Was Brüssel sagt und was nicht
Die Europäische Kommission stellt klar, dass sie für diesen Winter keine unmittelbare Gefahr für die Versorgungssicherheit sieht.
Diese Beruhigung stützt sich auf eine physische Logik: Der EU bleiben Monate, nicht Wochen, bis die Winternachfrage ihren Höhepunkt erreicht, was Käufern und Versorgern echten Spielraum lässt, die Lücke zu schließen. Zugleich steht sie neben einer Prognosespanne, die breit genug ist, um eigene Fragen aufzuwerfen: Die Novemberprognose der Kommission reicht von 69 bis 81 Prozent, eine Spanne von 12 Punkten, die vollständig davon abhängt, wie schnell die Einspeicherung bis dahin verläuft, und eine derart breite Spanne, veröffentlicht von derselben Institution, die von 'keiner unmittelbaren Gefahr' spricht, ist selbst ein Zeichen dafür, dass der Ausgang tatsächlich offen ist.
Die Absicherungsentscheidung, die daraus entsteht
Nichts davon ist eine Mangel-Geschichte, und sie als eine solche zu behandeln würde die Zahlen überzeichnen; die eigene Aussage der Kommission schließt diesen Rahmen aus. Die eigentliche Geschichte ist eine Absicherungskosten-Geschichte, versteckt in einer Compliance-Frist: Der Ausstieg aus kurzfristigen russischen Verträgen im Rahmen von REPowerEU war eine bewusste und vertretbare Entscheidung für die europäische Souveränität, doch er strich zugleich eine Bezugsquelle, die historisch half, die Einspeicherökonomik im Sommer auszugleichen, und dieser Wegfall ist ein echter Teil der Erklärung, warum die Speicher heute rund 21 Punkte hinter dem Fünfjahresschnitt liegen.
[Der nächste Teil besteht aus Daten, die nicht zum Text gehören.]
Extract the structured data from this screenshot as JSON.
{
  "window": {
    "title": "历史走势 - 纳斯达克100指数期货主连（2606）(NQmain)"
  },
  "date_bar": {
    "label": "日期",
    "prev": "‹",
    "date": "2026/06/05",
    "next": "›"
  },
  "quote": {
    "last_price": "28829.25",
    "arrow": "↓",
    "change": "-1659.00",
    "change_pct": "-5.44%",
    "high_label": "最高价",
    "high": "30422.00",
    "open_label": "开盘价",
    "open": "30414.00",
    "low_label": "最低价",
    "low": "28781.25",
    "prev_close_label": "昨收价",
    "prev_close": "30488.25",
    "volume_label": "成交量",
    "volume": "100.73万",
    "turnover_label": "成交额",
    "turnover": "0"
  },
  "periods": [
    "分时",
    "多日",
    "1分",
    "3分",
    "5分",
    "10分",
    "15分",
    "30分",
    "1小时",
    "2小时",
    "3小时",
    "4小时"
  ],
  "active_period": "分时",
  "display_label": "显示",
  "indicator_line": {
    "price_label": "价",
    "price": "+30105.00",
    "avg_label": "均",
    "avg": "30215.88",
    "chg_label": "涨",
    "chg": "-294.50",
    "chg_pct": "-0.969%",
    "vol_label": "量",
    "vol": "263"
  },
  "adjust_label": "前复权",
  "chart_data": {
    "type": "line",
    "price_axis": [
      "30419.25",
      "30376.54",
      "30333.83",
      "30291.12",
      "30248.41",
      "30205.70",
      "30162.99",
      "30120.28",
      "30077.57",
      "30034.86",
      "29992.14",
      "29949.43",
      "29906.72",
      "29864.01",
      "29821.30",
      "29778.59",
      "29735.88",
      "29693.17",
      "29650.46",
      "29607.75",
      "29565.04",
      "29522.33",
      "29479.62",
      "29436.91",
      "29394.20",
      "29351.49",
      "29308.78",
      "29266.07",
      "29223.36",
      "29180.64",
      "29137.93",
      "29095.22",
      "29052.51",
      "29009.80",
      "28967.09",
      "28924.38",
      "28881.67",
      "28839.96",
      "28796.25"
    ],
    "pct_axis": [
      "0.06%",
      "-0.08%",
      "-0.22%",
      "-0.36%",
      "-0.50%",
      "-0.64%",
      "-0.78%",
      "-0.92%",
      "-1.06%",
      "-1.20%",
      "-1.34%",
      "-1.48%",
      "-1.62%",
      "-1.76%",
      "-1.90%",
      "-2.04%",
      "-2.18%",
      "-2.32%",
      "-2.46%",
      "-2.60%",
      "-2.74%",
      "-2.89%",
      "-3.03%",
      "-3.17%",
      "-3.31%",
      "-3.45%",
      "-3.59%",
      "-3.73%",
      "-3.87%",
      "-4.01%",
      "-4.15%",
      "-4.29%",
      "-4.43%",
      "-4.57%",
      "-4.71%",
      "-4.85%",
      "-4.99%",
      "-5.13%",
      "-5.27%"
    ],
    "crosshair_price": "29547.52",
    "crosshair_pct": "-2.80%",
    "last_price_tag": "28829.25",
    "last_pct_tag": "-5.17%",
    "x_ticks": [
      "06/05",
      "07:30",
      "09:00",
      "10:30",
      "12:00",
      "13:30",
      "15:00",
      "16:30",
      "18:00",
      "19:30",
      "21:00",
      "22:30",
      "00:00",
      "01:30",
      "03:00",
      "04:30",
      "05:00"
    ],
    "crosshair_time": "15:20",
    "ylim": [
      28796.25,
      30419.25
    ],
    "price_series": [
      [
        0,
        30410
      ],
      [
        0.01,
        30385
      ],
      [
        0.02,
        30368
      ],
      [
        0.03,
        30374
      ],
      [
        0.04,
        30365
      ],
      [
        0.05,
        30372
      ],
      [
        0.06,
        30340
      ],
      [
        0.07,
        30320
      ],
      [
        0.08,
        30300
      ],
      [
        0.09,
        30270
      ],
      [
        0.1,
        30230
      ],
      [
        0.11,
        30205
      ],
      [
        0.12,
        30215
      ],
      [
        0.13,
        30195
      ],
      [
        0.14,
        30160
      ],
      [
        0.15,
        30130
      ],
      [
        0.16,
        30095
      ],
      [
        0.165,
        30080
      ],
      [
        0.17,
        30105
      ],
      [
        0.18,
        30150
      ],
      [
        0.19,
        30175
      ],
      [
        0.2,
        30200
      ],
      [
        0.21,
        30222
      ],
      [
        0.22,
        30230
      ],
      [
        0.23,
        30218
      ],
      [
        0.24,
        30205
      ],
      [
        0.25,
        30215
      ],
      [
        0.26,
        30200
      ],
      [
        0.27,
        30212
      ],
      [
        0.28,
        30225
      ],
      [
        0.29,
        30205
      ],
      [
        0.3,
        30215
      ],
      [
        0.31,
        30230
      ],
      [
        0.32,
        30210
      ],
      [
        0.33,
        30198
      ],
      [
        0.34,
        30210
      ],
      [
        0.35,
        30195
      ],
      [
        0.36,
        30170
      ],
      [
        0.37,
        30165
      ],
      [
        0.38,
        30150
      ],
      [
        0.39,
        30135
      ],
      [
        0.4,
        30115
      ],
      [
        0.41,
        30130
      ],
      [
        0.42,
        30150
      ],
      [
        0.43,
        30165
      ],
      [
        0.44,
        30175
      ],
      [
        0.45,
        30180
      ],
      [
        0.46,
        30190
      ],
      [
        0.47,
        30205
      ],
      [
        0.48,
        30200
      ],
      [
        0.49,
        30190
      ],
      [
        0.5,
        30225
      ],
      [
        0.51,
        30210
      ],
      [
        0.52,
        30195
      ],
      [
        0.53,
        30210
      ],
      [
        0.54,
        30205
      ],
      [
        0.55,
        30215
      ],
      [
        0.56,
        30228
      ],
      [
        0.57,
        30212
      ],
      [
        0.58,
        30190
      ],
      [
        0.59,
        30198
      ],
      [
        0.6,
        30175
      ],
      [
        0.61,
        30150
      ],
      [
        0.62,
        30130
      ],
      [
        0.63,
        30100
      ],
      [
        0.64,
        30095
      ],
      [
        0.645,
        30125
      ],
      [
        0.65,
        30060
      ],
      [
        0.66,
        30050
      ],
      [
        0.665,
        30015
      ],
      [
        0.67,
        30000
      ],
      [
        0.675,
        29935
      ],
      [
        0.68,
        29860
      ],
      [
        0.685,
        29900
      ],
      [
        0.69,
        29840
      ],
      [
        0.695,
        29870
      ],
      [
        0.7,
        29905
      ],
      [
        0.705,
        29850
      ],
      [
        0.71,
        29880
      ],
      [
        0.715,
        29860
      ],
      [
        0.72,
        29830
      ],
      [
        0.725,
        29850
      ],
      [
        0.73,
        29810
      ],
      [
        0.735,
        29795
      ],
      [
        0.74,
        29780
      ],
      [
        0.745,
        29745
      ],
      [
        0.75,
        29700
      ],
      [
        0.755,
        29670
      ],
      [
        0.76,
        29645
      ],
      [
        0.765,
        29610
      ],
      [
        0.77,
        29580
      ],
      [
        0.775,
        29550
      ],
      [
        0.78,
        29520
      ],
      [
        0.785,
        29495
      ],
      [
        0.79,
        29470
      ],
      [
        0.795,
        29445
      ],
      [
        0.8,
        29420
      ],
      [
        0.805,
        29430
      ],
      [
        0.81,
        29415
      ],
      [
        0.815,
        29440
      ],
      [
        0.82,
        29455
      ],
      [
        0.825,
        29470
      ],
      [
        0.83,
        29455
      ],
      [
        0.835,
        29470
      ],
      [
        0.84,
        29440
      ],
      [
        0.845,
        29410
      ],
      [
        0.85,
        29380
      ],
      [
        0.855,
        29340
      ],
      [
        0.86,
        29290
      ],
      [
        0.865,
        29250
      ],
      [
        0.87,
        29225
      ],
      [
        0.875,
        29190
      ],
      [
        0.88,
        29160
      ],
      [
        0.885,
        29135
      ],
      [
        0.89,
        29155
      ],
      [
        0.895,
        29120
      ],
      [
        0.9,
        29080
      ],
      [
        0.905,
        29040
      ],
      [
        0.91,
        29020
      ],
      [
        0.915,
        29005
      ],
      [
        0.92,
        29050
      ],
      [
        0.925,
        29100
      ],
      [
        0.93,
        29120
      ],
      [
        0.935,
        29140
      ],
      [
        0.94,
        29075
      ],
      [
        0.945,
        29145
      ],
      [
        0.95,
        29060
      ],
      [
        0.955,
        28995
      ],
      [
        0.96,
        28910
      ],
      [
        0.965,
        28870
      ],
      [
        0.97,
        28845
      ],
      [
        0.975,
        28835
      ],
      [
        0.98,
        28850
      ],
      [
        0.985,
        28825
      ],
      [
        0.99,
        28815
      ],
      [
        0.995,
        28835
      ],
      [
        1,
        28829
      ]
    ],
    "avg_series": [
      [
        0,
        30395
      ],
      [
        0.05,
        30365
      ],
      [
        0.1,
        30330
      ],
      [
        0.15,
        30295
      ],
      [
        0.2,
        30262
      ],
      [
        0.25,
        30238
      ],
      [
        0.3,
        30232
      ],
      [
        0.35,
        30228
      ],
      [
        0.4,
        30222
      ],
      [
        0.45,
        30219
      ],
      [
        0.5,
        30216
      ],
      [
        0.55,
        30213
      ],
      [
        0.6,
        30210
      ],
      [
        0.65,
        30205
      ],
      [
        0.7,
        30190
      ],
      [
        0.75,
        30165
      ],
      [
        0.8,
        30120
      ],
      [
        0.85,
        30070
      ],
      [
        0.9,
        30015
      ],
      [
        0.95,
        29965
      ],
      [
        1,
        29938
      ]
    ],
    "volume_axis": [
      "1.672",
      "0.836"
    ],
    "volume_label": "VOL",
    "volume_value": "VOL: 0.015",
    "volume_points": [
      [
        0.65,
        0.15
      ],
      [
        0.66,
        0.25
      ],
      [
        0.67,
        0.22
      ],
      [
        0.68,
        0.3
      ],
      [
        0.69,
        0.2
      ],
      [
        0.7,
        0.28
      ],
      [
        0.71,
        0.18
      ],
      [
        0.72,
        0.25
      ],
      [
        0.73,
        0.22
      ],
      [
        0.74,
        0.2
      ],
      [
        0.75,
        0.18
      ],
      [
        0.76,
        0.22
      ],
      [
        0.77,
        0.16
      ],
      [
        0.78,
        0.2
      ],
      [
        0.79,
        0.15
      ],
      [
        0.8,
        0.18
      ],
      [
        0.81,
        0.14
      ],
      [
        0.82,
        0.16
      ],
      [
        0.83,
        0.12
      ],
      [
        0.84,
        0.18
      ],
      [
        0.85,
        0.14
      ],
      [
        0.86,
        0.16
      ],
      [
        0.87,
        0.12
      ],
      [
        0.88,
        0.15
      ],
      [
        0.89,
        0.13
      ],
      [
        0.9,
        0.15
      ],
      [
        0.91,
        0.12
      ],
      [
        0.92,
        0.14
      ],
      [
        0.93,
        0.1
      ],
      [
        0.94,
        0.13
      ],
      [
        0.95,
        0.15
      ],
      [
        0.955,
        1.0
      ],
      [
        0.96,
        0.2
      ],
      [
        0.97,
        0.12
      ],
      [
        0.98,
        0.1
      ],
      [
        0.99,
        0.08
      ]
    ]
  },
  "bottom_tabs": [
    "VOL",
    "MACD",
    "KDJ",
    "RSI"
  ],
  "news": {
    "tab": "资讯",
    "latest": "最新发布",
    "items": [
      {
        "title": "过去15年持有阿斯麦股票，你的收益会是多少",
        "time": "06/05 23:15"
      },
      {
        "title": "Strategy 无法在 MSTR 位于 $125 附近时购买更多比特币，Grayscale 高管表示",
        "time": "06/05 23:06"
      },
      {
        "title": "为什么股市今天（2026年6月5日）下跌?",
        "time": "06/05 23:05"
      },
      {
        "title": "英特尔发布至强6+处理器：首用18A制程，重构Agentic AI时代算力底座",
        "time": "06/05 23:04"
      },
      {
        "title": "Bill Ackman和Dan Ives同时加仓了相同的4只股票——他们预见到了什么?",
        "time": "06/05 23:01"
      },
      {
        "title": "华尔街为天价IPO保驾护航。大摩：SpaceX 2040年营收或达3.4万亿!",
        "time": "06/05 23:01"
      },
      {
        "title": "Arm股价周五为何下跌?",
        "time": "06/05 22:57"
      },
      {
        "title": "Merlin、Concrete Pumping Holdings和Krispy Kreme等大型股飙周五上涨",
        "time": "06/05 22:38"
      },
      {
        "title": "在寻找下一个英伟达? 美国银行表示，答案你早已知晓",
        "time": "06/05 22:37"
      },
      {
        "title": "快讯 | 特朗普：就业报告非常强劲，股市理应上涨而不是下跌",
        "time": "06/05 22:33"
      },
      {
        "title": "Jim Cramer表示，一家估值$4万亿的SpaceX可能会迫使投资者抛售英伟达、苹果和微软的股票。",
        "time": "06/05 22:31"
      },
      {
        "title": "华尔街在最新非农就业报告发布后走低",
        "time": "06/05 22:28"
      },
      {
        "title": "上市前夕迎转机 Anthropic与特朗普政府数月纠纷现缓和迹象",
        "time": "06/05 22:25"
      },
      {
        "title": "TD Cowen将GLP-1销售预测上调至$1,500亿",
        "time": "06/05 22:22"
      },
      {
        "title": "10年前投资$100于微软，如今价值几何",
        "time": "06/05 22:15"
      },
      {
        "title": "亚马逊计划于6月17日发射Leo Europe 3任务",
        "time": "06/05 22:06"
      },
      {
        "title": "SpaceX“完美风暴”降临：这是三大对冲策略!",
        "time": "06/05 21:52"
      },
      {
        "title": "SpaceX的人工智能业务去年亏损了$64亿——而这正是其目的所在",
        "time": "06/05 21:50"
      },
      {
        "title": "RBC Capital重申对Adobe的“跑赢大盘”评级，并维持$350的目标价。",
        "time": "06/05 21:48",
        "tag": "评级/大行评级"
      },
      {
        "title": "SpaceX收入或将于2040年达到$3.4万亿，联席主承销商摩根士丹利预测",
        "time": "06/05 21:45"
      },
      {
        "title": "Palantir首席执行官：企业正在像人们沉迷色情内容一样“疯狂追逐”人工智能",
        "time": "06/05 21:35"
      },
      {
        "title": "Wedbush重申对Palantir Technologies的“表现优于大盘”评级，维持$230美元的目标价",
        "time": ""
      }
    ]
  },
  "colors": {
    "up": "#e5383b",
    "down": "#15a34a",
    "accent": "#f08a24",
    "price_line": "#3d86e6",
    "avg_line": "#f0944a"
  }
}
Für jedes Unternehmen in der EU mit echtem Winterenergie-Risiko, Fertigung, Rechenzentrumsbetrieb, alles mit spürbarem Heiz- oder Kühlbedarf, ist die praktische Frage eine Frage des Timings: jetzt Lieferung sichern oder abwarten, bis sich die Prognosespanne der Kommission verengt, bevor Budget gebunden wird. Die Spanne von 12 Punkten zwischen den kommissionseigenen Werten von 69 und 81 Prozent bepreist, richtig gelesen, diese Unsicherheit bereits, und wer auf mehr Klarheit wartet, geht damit eine Wette darauf ein, an welchem Ende dieser Spanne der Winter tatsächlich landet.